I was trying to watch a movie one night earlier in the year, and after pausing it for the 12thtime to tend to a child who should have been in bed, it occurred to me that this is exactly why parents drink. The relaxation that comes with it is easy and it’s instant!

Now, instead of opening a beer at 5:30, I need to find a different way to stay calm during peak hour, and some of the things that have worked have been:

  • Music: favourites playlist on Spotify for the win!
  • Slowing down: literally just stopping to read a book to the over-tired toddler, or going outside to water plants (read: procrastinate) instead of facing the mess inside. Yes, the mess is still there when I come back, but my head’s in a better place to deal with it.
  • Being organised: getting the meal prep done earlier in the day so that I have more capacity to deal with meltdowns and last minute emergencies.
  • In social settings: having a “special drink” (such as sparkling apple juice, non-alcoholic beer or a punch) made it easier not to desire alcohol when everyone else had one in hand.

 

Learning to live without it

Socially, I’m an introvert and to say I dislike small talk would be an understatement, so finding a way to socialise in settings where I don’t know anyone and with people I’ll never see again (like my husband’s work functions) without the social lubrication of a beer in hand, has been one of the hardest things I’ve done. Alcohol really took the edge off in these situations.

So now I make an effort to ask people questions that (usually) lead to interesting conversation. Stuff about their hobbies, their past travels, their kids or their political views. I love hearing about this type of thing and as long as I don’t have to do the small talk, I’m more than happy to listen.

We’ve had some big family events this year and I didn’t drink at any of them. Literally, I haven’t had an alcoholic beverage ALL. YEAR. And guess what? I still had a great time!

On occasion, when I’ve been upset with a certain person or situation, I’ve had well-meaning friends or family members tell me that what I really need is just to “have a drink” as a way to deal with the stress of it, and while that was also very tempting, I’ve managed to steer clear and find other ways to deal with it. Of all the developments of this journey, I’m most proud of this one, because if I’d given in and had that drink, it would have been admitting that that person or situation had enough power over me to make me go back on a commitment I’d made to myself, my family, my kids, my bank account.

One of the unexpected occurrences has been the desire for more sugar in my life!
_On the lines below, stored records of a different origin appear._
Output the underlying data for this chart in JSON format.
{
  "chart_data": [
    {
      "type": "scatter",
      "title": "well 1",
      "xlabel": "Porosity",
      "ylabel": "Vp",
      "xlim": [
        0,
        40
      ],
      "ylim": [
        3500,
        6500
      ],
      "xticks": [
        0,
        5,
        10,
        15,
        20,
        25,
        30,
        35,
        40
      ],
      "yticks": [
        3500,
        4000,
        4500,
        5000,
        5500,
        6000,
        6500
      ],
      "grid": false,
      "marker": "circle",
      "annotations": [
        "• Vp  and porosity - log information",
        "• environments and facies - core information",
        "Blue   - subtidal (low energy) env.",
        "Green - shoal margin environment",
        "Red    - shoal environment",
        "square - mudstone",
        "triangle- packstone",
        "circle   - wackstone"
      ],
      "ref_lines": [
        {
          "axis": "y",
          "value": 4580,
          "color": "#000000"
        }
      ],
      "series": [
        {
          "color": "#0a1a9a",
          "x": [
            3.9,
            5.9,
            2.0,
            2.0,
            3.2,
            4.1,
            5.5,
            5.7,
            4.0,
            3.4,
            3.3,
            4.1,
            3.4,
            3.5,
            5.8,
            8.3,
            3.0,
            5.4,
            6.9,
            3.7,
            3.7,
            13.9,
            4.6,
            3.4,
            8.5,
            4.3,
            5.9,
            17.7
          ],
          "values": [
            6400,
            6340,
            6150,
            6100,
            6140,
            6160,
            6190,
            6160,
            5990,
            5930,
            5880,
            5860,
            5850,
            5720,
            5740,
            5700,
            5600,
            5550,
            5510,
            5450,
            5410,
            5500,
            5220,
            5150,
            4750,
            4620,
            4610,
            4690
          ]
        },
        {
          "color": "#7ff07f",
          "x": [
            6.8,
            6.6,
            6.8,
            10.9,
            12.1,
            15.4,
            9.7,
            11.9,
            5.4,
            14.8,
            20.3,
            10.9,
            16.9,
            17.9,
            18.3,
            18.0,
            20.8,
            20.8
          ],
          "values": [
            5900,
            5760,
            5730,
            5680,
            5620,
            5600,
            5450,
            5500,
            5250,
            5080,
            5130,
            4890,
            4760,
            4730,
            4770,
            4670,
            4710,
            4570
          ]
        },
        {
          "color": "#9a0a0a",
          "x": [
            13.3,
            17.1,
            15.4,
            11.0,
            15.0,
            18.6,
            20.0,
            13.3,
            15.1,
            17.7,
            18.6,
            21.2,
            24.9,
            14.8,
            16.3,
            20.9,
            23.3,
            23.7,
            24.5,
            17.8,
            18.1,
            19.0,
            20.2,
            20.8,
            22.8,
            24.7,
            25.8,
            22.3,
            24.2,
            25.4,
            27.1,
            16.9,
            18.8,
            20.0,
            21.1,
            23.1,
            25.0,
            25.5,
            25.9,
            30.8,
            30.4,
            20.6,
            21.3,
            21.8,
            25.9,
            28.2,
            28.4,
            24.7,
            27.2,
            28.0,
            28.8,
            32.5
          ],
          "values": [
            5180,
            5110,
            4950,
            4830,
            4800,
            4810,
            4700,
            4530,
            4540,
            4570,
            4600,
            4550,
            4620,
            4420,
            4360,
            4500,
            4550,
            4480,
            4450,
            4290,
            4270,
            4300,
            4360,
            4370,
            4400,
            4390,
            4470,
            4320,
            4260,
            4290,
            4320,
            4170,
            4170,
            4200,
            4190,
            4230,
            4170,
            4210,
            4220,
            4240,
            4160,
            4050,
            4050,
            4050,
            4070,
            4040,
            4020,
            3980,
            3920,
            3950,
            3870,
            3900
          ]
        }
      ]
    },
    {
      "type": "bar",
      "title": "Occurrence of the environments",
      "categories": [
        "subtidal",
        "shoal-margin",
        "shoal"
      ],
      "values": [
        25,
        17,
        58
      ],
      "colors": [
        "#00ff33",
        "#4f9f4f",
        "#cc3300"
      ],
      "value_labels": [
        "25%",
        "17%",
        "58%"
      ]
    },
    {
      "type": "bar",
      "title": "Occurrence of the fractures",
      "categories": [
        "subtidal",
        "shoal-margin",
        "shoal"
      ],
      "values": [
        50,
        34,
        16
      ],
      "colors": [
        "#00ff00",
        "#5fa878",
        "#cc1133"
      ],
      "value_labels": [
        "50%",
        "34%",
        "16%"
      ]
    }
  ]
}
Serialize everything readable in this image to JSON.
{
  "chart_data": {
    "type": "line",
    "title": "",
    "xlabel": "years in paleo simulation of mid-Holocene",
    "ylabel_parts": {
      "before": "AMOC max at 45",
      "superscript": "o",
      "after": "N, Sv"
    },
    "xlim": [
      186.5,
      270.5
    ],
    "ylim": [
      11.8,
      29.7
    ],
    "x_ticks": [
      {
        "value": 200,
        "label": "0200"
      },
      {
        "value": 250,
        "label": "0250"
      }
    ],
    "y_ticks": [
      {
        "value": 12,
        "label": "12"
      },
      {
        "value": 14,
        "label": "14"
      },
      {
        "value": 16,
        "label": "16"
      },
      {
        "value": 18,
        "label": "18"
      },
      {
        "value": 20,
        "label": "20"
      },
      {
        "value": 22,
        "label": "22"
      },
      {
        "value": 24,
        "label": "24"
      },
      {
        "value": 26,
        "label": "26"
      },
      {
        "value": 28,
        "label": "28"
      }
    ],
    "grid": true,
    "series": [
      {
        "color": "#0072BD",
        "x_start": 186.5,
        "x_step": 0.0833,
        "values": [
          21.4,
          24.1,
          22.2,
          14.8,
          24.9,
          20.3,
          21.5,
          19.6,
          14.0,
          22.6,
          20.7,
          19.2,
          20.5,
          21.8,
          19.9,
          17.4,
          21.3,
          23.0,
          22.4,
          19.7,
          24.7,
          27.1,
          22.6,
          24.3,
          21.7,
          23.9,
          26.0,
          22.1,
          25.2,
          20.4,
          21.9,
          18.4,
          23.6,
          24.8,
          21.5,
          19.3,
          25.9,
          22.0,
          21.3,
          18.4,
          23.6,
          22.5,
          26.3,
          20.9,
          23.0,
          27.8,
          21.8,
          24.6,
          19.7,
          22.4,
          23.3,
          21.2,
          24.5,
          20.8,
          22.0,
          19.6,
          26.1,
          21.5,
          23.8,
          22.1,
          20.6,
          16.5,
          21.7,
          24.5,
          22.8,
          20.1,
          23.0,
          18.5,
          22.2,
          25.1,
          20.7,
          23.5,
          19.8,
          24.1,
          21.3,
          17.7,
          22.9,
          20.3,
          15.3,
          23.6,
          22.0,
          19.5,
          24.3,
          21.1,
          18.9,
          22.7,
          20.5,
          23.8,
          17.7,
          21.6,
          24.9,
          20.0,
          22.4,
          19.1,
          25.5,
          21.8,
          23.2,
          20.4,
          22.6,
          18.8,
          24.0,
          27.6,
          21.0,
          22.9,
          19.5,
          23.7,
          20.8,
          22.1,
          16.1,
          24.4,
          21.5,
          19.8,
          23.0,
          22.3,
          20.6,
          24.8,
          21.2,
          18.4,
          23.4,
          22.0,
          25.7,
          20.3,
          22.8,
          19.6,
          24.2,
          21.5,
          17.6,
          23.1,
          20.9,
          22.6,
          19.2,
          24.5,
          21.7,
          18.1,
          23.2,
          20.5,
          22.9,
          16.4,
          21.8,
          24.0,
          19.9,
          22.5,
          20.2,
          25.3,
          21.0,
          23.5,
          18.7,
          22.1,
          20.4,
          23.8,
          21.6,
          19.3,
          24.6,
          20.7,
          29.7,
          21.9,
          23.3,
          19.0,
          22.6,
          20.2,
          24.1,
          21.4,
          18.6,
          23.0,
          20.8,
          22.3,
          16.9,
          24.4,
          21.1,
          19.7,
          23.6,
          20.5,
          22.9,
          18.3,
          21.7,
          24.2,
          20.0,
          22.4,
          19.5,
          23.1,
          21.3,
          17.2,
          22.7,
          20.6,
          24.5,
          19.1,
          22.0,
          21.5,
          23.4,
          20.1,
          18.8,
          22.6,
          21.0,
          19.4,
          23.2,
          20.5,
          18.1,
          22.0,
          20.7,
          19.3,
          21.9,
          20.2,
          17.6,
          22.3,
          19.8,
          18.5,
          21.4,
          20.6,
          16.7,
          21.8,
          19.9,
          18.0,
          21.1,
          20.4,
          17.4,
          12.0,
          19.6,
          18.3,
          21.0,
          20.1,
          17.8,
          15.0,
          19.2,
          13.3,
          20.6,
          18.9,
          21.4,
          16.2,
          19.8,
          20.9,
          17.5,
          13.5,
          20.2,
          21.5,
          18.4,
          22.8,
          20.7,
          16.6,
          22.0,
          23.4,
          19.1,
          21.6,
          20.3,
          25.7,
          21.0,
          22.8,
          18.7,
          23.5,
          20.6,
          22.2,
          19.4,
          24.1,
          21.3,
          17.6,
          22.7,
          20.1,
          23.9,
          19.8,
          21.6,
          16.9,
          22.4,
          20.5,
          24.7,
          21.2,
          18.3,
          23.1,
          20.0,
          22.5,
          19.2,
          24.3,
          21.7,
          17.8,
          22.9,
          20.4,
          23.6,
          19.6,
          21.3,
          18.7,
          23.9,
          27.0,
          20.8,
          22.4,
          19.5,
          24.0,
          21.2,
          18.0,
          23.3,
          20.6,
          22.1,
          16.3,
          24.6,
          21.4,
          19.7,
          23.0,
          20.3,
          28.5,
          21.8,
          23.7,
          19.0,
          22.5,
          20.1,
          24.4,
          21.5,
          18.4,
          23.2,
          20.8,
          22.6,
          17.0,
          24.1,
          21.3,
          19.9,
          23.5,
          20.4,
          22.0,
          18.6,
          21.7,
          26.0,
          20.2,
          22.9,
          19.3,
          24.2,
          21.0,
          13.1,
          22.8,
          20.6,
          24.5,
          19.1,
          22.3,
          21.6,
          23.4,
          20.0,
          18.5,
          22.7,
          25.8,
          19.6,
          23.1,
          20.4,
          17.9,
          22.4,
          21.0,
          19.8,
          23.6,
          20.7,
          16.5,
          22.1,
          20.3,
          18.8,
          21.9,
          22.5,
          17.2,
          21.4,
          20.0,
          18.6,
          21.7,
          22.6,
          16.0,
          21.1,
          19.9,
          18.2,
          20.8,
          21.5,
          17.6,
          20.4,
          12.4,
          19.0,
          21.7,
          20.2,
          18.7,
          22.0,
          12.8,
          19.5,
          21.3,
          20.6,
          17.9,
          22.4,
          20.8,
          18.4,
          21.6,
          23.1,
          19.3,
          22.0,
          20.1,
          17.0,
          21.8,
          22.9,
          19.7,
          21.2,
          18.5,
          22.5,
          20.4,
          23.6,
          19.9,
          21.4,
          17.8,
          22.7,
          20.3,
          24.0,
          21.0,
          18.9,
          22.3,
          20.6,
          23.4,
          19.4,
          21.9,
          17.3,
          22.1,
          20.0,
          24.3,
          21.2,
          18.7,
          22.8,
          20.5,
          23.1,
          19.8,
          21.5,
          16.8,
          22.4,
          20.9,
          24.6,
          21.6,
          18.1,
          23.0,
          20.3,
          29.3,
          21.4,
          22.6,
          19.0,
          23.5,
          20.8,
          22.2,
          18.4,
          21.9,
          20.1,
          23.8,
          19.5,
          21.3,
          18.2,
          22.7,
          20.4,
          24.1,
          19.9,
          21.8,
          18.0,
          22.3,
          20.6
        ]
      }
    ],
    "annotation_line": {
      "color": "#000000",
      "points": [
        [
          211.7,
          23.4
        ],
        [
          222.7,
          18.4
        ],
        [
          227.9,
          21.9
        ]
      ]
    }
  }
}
I love chocolate, but could quite easily live without it… until this year. Suddenly, not consuming alcohol made me desire sugar in other forms and so my sweets consumption has gone up substantially.

 

Will I take it up again?

I’ve been asked if I’ll take up alcohol again come January 1st2020, and do you know what: I don’t know the answer. I think I’ll only really know once I get there. I strongly suspect I won’t because I don’t want to go back to the “most days” habit and because I’ve created other ways to wind down, socialise with people I don’t know and attend functions where everyone else has a drink in hand without feeling the need to also take one up.

It feels like I’ve done lots of inner work to get to this point and I don’t think I want to go back to the way it was… when alcohol was something I used to wind down at the end of a busy day, or to help break the ice in awkward social settings.

I’m happy the way things currently stand and have proven to myself that I can live very well without imbibing, so I definitely think it’s something I’d like to keep up.

In my mind, January 1st2020 is the day I’m “let off the hook” of my commitment, but I’m starting to see this commitment less and less like a “hook” that I’m stuck to and more like a road to freedom.

 

Freedom from feeling the need or having the desire to drink regularly.

Freedom to save money for things that matter more.

Freedom to wake with a clearer mind and stronger motivation.

Freedom to find other ways to be sociable, have fun, wind down.

Freedom from dependence on alcohol in any form, in any capacity and in any situation.

Freedom to feel and experience everything in its entirety – the good, the bad, the ugly.

Freedom to enjoy or struggle through daily human existence – raw and real.